Os especialistas agora acreditam que os análogos do GLP-1 afetam mais do que apenas o pâncreas. O mecanismo exato da perda de peso ainda não está claro, mas as drogas provavelmente funcionam de várias maneiras para suprimir a fome, incluindo, mas não se limitando a, retardar a passagem do alimento pelo estômago e prevenir altos e baixos no açúcar no sangue. O mais intrigante é que também parece atingir e agir diretamente no cérebro.


Os análogos do GLP-1 parecem realmente se ligar a receptores em neurônios em várias partes do cérebro, diz Scott Kanoski, neurobiólogo da University of Southern California. Quando Kanoski e seus colegas bloquearam esses receptores em roedores, os medicamentos de primeira geração exenatida e liraglutida tornaram-se menos eficazes na redução da ingestão de alimentos – como se isso tivesse eliminado um modo de ação fundamental. O impulso de comer é apenas um tipo de impulso, no entanto. O fato de essas drogas funcionarem no nível do cérebro – assim como no intestino – sugere que elas também podem suprimir o desejo por outras coisas.


Em particular, os análogos do GLP-1 afetam as vias da dopamina no cérebro, também conhecidas como circuitos de recompensa. Este caminho evoluiu para nos ajudar a sobreviver; de forma simplista, comida e sexo desencadeiam uma dopamina atingida no cérebro. Nós nos sentimos bem e fazemos isso de novo. Em pessoas com vício, esse processo no cérebro muda como consequência ou causa de seu vício, ou talvez ambos. Eles têm, por exemplo, menos receptores de dopamina em parte do caminho de recompensa do cérebro, então a mesma recompensa pode trazer menos prazer.


Em animais de laboratório, os pesquisadores do vício reuniram um conjunto de evidências de que os análogos do GLP-1 alteram o caminho da recompensa: camundongos em uma versão do exenatide recebe menos a dopamina do álcool; ratos com a mesma droga GLP-1 procuraram menos cocaína; o mesmo para ratos e oxicodona. Macacos vervet africanos predispostos ao consumo de álcool bebiam menos liraglutida e exenatida. A maior parte das pesquisas publicadas foi feita com essas duas drogas GLP-1 de primeira geração, mas os pesquisadores esperaram que muitos estudos com semaglutida, com resultados positivos, sejam publicados em breve.

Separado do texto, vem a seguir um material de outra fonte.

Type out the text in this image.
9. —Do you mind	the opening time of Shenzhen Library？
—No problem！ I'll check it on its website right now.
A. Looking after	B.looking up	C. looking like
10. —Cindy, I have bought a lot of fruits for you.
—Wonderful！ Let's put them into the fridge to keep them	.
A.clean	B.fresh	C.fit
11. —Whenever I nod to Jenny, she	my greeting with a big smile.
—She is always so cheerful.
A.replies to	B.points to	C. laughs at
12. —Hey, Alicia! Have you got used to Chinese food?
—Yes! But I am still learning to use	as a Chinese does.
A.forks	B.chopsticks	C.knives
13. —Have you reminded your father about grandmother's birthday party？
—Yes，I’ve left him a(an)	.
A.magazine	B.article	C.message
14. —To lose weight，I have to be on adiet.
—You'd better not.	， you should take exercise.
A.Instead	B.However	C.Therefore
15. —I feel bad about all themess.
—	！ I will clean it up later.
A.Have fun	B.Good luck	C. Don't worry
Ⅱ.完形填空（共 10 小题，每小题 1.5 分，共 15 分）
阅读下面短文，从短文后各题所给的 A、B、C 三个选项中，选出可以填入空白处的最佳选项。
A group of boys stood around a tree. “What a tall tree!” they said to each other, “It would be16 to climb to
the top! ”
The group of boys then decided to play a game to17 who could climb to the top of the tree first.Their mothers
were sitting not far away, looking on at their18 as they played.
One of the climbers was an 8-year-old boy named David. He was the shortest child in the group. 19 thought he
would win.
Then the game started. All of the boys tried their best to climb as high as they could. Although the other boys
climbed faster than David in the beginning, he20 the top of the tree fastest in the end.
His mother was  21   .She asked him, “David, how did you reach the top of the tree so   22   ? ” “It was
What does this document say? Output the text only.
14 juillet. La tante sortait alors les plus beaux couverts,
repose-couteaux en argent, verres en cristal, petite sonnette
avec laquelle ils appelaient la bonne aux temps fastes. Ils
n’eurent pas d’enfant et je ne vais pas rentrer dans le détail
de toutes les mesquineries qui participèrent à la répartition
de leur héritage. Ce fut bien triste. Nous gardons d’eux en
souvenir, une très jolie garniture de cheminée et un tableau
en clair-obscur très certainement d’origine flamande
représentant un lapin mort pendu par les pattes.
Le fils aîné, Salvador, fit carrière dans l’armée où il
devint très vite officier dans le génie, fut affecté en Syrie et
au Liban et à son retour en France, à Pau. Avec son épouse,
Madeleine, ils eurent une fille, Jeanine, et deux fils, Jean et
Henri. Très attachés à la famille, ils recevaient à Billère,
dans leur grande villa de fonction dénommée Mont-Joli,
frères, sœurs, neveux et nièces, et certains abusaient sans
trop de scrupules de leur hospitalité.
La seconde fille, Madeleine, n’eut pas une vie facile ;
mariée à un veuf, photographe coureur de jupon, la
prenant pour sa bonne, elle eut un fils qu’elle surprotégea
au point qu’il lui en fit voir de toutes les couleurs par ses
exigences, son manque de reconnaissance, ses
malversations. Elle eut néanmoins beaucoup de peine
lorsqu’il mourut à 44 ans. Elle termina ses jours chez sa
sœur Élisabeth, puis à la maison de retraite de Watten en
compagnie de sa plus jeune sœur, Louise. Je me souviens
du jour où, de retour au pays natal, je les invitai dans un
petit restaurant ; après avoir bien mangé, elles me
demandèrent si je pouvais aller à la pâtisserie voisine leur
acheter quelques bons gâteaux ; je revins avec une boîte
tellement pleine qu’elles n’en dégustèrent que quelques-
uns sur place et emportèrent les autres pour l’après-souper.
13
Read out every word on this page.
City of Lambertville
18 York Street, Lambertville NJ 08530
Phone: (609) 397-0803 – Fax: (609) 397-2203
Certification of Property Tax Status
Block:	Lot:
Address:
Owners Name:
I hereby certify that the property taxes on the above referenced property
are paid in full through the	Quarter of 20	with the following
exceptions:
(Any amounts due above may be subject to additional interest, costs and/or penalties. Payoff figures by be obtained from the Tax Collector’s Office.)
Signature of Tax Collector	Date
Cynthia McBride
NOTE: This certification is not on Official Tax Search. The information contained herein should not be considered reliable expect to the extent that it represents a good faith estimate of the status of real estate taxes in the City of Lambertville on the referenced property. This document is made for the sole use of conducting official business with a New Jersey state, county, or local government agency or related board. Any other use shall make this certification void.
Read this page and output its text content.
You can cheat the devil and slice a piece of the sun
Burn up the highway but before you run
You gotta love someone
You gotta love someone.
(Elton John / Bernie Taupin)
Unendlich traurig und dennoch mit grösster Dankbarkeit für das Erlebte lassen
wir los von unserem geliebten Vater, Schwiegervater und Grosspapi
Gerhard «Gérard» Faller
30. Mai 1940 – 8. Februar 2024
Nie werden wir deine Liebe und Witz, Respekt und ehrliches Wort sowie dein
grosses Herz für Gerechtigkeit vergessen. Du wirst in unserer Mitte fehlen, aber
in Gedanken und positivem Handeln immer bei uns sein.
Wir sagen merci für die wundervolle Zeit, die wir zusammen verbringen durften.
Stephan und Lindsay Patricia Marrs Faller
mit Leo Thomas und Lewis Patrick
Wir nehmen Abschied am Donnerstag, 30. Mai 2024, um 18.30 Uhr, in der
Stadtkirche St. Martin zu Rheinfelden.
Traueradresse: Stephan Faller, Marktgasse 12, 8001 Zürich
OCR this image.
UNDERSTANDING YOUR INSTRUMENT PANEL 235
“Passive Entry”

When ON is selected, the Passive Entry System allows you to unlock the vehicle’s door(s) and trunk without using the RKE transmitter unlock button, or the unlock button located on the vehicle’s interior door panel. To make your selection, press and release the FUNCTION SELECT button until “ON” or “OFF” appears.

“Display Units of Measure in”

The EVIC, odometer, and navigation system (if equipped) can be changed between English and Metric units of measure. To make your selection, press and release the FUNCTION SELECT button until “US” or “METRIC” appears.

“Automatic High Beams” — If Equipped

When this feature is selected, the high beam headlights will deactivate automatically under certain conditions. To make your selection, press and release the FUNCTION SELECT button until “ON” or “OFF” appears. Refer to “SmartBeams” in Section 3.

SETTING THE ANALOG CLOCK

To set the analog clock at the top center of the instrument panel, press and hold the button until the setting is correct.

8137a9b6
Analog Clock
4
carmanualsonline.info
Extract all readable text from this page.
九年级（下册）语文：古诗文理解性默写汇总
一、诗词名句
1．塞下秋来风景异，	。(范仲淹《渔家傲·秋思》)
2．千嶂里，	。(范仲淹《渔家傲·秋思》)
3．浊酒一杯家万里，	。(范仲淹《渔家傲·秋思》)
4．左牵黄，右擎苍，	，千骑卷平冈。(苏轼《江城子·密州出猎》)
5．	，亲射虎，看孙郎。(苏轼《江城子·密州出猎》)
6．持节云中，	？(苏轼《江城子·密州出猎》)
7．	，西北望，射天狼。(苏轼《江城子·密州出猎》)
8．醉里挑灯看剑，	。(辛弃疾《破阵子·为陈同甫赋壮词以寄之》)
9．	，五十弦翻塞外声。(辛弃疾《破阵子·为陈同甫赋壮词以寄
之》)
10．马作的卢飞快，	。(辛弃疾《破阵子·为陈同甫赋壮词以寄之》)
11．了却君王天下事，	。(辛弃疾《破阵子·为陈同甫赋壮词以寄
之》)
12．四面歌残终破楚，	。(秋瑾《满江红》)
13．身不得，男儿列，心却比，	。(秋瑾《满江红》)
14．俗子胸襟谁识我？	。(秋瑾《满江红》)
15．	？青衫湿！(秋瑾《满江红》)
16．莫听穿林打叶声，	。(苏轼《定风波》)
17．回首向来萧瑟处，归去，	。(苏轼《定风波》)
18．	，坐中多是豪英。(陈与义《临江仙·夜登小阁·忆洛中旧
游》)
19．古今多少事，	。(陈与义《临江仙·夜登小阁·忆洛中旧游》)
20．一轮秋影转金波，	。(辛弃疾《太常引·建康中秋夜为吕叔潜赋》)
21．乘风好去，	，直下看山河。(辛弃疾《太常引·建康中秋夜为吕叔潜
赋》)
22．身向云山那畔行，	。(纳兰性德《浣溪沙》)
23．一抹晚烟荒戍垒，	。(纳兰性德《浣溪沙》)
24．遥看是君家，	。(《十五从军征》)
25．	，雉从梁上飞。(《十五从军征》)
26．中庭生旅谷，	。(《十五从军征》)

Em humanos, a ciência ainda é muito mais escassa, embora os especialistas dizem que a semaglutida, se funcionar para o vício, pode acabar sendo mais eficaz em algumas pessoas do que em outras. Ensaios maiores e mais longos com semaglutida podem provar ou refutar a eficácia da droga no vício – e identificar para quem é melhor.


A semaglutida não diminui todo o prazer, costumam dizer as pessoas que tomam a droga para perda de peso. Elas ainda podem desfrutar de algumas mordidas na comida ou se divertir em encontrar o vestido perfeito; eles simplesmente não foram mais ao mar. A anedonia, ou uma capacidade diminuída geral de sentir prazer, também não apareceu em coortes de pessoas que tomam o medicamento para diabetes, diz Elisabet Jerlhag Holm, pesquisadora de vícios da Universidade de Gotemburgo.


Portanto, embora as pesquisas estejam ainda apenas no início, surge uma nova esperança aos pacientes que tanto sofrem com as compulsões, mesmo que não seja eficaz a todos e que outras estratégias não farmacológicas sejam necessárias dentro do contexto de tratamento das temíveis compulsões e seus desdobramentos catastróficos.



Fonte: Artigo de Sarah Zhang, The Atlantic.